1.2 Het hof zet eerst het verloop van de procedure bij de raad en het hof uiteen. Vervolgens zet het hof het volgende op een rij: de feiten, de klacht en de beoordeling van de raad. Daarna volgen de redenen waarom klager in beroep is gekomen en hoe het hof daarover oordeelt.
2 DE PROCEDURE
Bij de raad van discipline
2.1 De Raad van Discipline in het ressort Den Haag (hierna: de raad) heeft in de zaak tussen klager en verweerder (zaaknummer: 24-191/DH/DH) een beslissing gewezen op 16 september 2024. In deze beslissing is de klacht van klager ongegrond verklaard.
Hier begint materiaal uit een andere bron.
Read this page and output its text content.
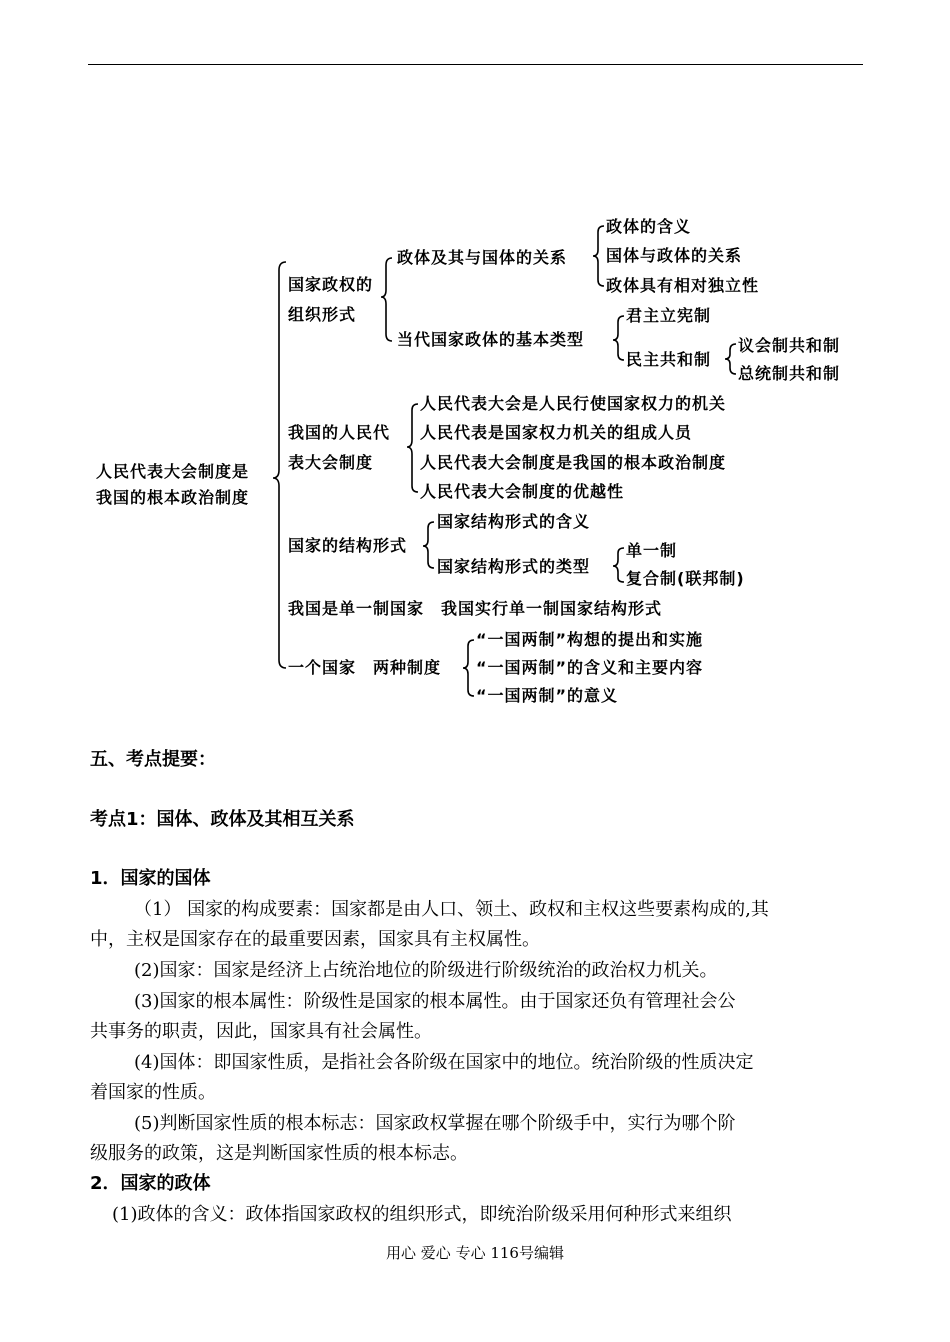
人民代表大会制度是
我国的根本政治制度
国家政权的
组织形式
政体及其与国体的关系
政体的含义
国体与政体的关系
政体具有相对独立性
当代国家政体的基本类型
君主立宪制
民主共和制
议会制共和制
总统制共和制
我国的人民代
表大会制度
人民代表大会是人民行使国家权力的机关
人民代表是国家权力机关的组成人员
人民代表大会制度是我国的根本政治制度
人民代表大会制度的优越性
国家的结构形式
国家结构形式的含义
国家结构形式的类型
单一制
复合制(联邦制)
我国是单一制国家　我国实行单一制国家结构形式
一个国家　两种制度
“一国两制”构想的提出和实施
“一国两制”的含义和主要内容
“一国两制”的意义
五、考点提要：
考点1：国体、政体及其相互关系
1．国家的国体
（1） 国家的构成要素：国家都是由人口、领土、政权和主权这些要素构成的,其
中，主权是国家存在的最重要因素，国家具有主权属性。
(2)国家：国家是经济上占统治地位的阶级进行阶级统治的政治权力机关。
(3)国家的根本属性：阶级性是国家的根本属性。由于国家还负有管理社会公
共事务的职责，因此，国家具有社会属性。
(4)国体：即国家性质，是指社会各阶级在国家中的地位。统治阶级的性质决定
着国家的性质。
(5)判断国家性质的根本标志：国家政权掌握在哪个阶级手中，实行为哪个阶
级服务的政策，这是判断国家性质的根本标志。
2．国家的政体
(1)政体的含义：政体指国家政权的组织形式，即统治阶级采用何种形式来组织
用心 爱心 专心 116号编辑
2.2 Deze beslissing is onder ECLI:NL:TADRSGR:2024:173 op tuchtrecht.nl gepubliceerd.
Bij het hof van discipline
2.3 Het beroepschrift van klager tegen de beslissing is op 15 oktober 2025 ontvangen door de griffie van het hof.
2.4 Verder bevat het dossier van het hof:
- de stukken van de raad;
- het verweerschrift van verweerder,
- de brief van verweerder van 27 februari 2025 met bijlage,
- de brief van klager van 27 februari 2025 met bijlage.
2.5 Het hof heeft de zaak mondeling behandeld tijdens de openbare zitting van
10 maart 2025. Daar zijn klager, bijgestaan door zijn dochter, en verweerder verschenen.
Partijen hebben hun standpunt toegelicht aan de hand van spreekaantekeningen, die
onderdeel uitmaken van het dossier van het hof.
3 FEITEN
3.1 Het hof stelt de volgende feiten vast.
3.2 Klager is verwikkeld (geweest) in een geschil over technische problemen aan zijn kajuitjacht. ARAG, klagers rechtsbijstandsverzekeraar, heeft namens hem op enig moment een vaststellingsovereenkomst gesloten en daarin namens klager finale kwijting verleend aan de wederpartij. Vervolgens heeft klager opnieuw problemen ondervonden aan het kajuitjacht. De wederpartij heeft een beroep gedaan op de finale kwijting, waarna ARAG de werkzaamheden heeft neergelegd.
3.3 Klager is uiteindelijk bij verweerder terechtgekomen om een procedure te starten tegen de verkoper van het kajuitjacht en tegen ARAG. Zowel ARAG als een andere rechtsbijstandsverzekeraar van klager gaven aan geen dekking te willen verlenen voor het voeren van een procedure tegen ARAG. Klager, diens dochter en verweerder hebben herhaaldelijk geprobeerd om toch dekking te krijgen (op 28 januari 2022, 2 februari 2022, 21 juli 2022, 6 oktober 2022, 24 april 2023 en 11 juli 2023), maar zonder succes.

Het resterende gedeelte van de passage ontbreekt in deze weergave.